Je travaille notamment sur la caractérisation, l’origine et la prédiction spatio-temporelle du processus de chloritisation des grès, avec une thèse encadrée (Virolle, 2019) ainsi que douze articles publiés entre 2019 et 2023. Un résultat important montre que la berthiérine, un phyllosilicate trioctaédrique du groupe de la serpentine ayant une chimie proche de la chlorite, cristallise vers 1 km de profondeur.
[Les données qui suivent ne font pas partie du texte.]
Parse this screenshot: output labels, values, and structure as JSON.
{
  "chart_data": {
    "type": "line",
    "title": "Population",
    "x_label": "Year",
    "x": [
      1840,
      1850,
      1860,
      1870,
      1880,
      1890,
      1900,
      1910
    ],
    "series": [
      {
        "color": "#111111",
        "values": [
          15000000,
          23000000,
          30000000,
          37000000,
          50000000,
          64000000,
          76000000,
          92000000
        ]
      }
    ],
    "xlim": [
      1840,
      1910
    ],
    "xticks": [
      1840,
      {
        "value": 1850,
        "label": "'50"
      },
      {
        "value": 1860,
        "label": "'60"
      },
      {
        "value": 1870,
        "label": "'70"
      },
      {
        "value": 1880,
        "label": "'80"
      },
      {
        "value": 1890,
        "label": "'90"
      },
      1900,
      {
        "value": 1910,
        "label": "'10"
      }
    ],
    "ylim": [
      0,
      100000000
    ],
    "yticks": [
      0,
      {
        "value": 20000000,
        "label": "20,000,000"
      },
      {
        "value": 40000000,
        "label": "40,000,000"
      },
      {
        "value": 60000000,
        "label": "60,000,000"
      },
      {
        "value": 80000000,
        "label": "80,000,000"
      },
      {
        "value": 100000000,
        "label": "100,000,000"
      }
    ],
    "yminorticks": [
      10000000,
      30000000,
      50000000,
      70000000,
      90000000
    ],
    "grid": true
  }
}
D’origine diagénétique, la berthiérine résulte du remplacement, en milieu réducteur, de minéraux argileux détritiques, tels que la kaolinite et des minéraux hydroxy-alumineux riches en fer. A un enfouissement plus important (à plus de 1200 m), cette berthiérine se transforme en chlorite, notamment ferreuse, comme nous l’avons observé en Mer de Norvège ou en Australie.

J'ai participé activement au développement de la géochronologie in situ U-Pb des carbonates à l'Université Paris-Saclay, par des techniques d’ablation laser couplée à la spectrométrie de masse afin de dater les processus diagénétiques. Ce développement analytique permet de dater, directement sur lames minces, la cristallisation des calcites, ce qui ouvre des perspectives nouvelles pour dater certaines séries carbonatées dépourvues de marqueurs biostratigraphiques ou de dater l'âge de la diagenèse. Deux publications significatives, en 1er auteur, publiées dans Geology (2020) et Sedimentology (2021), présentent des exemples d'application en sédimentologie et diagenèse. J’ai encadré 3 thèses sur cette thématique (Deloume-Carpentras, 2022, Lenoir, 2022 et Moreau, 2023). Ce développement ouvre des perspectives significatives sur la possibilité de caractériser l’âge et la durée des processus diagénétiques. J’ai également initié plusieurs collaborations nationales et internationales (1 publication à Marine and Petroleum Geology avec l’Université de Genève).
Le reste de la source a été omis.